Commissioner Melanie Sellers presented the governing body with her concerns for the portions governing political signs, portable and temporary signs and human directional signs.
“The meat of the ordinance is very good,” Sellers said. “The parts that deal with commercial signage are very good. It is the other types of speech I am concerned with.”
Sellers presented the commission with different scenarios and asked if the city would enforce them the way it had been detailed in the ordinance. In one case, a church wants to display a 3-foot by 7-foot Vacation Bible School banner in their yard. In the proposed ordinance, the church must pay $50 and only attach it to the side of the building, not on stakes in the yard. The same rules would apply to other non-profit organizations and community groups.
“I think that would lead to selective enforcement,” Sellers said. “The enforcement officer would not want to tell a church they had to take down their sign. If that is not the way you want it enforced, then it should not be written that way.”
The next scenario was a middle-school cheerleading group hosting a car wash. Sellers questioned if one of the cheerleaders would be in violation as a human directional sign if she stood beside the road with a sign advertising the car wash.
“Isn’t that prohibited,” Sellers questioned. “The ordinance doesn’t say that it is limited to commercial activities. I am concerned this would limit religious and political speech. It doesn’t say it is limited to the roadside. It is prohibited everywhere: in parking lots and on private property.”
However, it was the restrictions on political signs that worried Sellers the most. The regulations on political signs were more restrictive in residential sections than in commercial zones. In residential zones, the proposed ordinance limits residents to one 2-foot by 2-foot sign for each candidate.

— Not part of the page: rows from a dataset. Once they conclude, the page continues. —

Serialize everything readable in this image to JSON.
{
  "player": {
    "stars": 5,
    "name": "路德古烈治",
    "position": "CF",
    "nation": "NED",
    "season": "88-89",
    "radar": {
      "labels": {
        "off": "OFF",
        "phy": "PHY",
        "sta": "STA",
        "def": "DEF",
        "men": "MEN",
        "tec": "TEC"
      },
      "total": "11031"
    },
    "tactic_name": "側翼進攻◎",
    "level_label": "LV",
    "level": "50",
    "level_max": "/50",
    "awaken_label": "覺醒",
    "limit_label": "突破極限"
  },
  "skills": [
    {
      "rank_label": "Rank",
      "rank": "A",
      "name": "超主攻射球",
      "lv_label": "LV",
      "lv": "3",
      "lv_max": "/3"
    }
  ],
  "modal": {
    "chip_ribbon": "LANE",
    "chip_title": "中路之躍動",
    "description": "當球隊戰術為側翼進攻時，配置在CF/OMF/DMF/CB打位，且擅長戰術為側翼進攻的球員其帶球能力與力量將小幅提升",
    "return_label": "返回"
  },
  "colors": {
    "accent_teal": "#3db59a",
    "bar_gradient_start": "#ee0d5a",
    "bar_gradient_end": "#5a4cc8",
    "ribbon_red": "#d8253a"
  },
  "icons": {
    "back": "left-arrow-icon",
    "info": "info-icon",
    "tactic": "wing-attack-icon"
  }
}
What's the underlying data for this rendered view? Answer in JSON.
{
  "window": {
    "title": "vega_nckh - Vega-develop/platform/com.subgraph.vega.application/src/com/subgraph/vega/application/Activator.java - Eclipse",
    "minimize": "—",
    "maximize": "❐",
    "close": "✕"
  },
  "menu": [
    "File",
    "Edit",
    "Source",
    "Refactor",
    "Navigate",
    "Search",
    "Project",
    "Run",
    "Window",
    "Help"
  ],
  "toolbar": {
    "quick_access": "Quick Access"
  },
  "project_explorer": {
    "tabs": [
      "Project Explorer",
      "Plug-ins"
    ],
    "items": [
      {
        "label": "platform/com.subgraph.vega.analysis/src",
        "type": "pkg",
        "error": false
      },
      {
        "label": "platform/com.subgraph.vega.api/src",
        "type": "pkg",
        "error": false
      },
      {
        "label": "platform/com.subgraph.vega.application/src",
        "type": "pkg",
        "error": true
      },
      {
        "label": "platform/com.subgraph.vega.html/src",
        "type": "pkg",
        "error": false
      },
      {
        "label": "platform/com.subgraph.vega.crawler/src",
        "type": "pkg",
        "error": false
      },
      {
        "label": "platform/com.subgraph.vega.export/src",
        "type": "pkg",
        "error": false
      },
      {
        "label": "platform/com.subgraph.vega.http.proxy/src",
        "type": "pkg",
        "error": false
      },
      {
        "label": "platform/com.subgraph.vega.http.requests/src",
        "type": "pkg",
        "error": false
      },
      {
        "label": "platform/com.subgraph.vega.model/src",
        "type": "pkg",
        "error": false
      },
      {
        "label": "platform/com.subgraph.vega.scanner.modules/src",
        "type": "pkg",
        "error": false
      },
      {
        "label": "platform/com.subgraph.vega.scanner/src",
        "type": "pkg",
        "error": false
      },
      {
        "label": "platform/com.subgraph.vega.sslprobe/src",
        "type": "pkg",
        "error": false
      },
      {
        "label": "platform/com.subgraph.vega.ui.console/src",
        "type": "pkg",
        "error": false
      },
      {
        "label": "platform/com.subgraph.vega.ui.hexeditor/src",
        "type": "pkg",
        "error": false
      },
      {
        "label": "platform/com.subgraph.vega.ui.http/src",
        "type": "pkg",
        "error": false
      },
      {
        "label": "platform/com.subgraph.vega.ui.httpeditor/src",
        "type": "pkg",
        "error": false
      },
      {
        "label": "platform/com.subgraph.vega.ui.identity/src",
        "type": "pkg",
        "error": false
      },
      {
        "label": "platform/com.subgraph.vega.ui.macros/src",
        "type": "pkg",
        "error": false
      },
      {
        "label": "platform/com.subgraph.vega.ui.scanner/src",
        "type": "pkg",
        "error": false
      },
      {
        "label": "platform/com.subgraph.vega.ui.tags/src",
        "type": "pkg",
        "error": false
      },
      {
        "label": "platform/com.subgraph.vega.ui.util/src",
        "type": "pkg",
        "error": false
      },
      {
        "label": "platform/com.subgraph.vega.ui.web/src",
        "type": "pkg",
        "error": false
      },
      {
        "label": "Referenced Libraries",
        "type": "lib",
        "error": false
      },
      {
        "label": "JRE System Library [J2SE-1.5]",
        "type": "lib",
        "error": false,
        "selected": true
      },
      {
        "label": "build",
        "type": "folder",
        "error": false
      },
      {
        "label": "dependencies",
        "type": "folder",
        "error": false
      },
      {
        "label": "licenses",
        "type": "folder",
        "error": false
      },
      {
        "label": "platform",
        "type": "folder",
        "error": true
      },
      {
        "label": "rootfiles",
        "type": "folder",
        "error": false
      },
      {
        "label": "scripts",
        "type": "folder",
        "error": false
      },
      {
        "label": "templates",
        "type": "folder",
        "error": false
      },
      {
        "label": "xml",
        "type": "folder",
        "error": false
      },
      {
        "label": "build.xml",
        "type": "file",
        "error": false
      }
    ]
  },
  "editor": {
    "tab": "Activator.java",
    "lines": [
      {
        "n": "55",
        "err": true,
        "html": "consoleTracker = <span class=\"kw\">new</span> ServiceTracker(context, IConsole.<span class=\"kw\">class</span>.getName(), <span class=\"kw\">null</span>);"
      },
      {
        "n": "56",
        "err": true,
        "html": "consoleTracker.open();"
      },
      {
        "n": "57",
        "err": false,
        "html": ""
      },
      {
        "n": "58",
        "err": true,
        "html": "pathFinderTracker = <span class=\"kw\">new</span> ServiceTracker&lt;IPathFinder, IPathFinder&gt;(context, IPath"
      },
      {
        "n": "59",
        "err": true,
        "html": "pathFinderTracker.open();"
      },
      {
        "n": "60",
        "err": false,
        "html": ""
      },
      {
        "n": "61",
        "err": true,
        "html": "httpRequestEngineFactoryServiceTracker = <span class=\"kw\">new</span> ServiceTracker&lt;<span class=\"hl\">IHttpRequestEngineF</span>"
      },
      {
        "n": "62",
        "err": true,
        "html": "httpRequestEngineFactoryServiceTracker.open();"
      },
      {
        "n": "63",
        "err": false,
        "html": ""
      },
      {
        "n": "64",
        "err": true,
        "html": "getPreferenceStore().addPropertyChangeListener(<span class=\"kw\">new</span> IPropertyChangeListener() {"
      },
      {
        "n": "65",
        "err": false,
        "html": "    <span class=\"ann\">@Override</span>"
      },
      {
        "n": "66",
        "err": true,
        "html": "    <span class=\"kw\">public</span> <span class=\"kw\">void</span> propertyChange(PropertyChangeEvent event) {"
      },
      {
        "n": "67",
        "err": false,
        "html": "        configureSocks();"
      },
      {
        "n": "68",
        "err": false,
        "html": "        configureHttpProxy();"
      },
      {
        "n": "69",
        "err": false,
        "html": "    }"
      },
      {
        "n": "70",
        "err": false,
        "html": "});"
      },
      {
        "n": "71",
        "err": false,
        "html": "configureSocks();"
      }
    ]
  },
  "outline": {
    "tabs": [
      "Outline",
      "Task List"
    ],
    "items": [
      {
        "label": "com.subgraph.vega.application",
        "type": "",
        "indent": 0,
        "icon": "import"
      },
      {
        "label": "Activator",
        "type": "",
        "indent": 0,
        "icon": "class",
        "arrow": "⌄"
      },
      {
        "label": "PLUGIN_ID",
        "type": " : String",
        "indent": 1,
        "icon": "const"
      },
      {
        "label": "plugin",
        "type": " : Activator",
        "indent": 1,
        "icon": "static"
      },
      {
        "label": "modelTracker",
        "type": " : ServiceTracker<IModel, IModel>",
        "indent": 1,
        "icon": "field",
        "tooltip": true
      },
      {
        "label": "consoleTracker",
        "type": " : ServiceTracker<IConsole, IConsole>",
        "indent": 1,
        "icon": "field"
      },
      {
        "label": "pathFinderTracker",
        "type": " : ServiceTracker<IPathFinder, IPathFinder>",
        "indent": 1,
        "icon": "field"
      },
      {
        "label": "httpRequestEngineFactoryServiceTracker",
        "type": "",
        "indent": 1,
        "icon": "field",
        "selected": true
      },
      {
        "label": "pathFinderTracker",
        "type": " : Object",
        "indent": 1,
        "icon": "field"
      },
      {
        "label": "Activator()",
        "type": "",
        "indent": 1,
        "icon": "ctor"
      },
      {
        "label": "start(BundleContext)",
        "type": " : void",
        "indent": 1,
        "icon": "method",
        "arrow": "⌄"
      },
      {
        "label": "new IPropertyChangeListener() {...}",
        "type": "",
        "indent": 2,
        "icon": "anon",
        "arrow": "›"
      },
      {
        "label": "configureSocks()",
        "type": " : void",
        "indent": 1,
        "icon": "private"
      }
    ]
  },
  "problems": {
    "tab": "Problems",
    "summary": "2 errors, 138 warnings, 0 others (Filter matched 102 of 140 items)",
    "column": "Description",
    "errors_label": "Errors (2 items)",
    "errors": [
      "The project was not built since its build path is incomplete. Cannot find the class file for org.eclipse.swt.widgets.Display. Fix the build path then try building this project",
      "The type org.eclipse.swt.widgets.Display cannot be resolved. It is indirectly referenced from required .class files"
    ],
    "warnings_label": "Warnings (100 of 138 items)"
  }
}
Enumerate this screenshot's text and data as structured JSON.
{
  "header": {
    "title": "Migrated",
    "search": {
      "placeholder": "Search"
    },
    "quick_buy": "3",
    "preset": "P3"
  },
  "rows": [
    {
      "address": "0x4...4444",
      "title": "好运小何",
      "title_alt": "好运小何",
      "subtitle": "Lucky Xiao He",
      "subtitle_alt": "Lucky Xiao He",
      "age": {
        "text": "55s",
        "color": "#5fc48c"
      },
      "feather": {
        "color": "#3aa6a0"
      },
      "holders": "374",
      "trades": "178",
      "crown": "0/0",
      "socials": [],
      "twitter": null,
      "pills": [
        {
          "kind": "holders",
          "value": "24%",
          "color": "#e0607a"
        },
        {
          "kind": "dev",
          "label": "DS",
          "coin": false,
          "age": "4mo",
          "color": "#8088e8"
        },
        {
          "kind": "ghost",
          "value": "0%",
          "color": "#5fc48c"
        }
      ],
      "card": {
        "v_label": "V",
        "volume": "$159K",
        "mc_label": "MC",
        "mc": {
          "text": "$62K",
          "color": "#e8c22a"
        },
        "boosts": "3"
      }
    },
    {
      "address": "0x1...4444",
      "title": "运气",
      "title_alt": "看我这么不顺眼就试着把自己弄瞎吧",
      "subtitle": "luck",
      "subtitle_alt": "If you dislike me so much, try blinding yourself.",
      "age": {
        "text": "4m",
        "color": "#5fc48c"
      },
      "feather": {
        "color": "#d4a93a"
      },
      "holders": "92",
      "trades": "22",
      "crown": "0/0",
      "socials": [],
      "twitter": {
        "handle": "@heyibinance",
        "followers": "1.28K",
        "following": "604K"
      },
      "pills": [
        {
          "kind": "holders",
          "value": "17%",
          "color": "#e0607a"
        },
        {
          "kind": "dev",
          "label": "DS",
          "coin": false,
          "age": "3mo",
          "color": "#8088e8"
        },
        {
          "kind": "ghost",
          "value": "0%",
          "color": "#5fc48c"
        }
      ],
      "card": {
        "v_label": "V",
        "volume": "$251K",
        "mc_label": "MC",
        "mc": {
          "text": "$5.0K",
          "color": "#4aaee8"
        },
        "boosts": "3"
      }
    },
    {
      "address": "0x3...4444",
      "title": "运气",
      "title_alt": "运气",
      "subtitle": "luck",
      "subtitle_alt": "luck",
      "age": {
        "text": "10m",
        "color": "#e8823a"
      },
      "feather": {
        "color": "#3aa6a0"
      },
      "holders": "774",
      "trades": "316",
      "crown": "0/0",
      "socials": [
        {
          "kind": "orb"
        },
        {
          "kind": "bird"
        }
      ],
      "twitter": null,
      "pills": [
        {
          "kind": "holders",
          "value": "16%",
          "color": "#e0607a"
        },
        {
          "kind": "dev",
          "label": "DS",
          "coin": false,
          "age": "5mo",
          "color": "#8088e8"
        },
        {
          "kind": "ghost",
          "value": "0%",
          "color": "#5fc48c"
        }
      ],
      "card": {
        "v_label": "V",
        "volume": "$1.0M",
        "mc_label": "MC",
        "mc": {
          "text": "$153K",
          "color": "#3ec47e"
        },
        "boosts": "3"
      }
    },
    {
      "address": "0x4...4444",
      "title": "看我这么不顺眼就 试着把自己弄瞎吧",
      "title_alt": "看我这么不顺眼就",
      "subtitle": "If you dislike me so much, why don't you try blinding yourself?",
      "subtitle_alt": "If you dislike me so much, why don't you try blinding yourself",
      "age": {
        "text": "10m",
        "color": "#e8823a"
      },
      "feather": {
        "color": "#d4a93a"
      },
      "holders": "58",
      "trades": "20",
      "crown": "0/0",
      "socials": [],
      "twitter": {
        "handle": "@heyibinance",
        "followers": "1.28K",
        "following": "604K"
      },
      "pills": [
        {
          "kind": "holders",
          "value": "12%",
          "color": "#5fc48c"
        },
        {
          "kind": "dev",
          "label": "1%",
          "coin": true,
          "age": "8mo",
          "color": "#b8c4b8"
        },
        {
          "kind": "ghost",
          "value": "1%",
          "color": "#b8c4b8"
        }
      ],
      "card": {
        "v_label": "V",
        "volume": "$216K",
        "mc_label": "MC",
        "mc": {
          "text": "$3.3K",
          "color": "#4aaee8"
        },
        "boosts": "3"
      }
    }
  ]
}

“When we look at where we come from, the Watauga Association and the Overmountain Men and the ideals of liberty, and to tell people they can only have one sign in their yard,” she said. “I don’t think it is lawful to limit political speech more than commercial speech. You do not have the most space in the residential zones and that is where your private property owners are.”
Vicky Manuel, who served on the policy subcommittee, said the group worked for hours researching sign ordinances from other cities before drafting the proposed document. The subcommittee focused more on the commercial signs because that had been the biggest area of contention in the past, Dena Bass said.
Sellers felt that if the new ordinance was enforced as written it would leave Elizabethton “sterile.”
“When you drive through town on a spring day, and you see the car wash signs, and the “Support the Elizabethton Twins” signs and the sign up for Little League signs, “that’s our town and I like it,” Sellers said. “I want what we have. If it would be enforced as written, we would have a sterile community.”
Sellers then made a motion to table the proposed sign ordinance changes until an attorney’s opinion can be given on the portions regarding political signs. Once that opinion is received, she motioned the commission meet in a workshop to discuss the ordinance before voting again.
The motion was seconded by Bass and unanimously approved.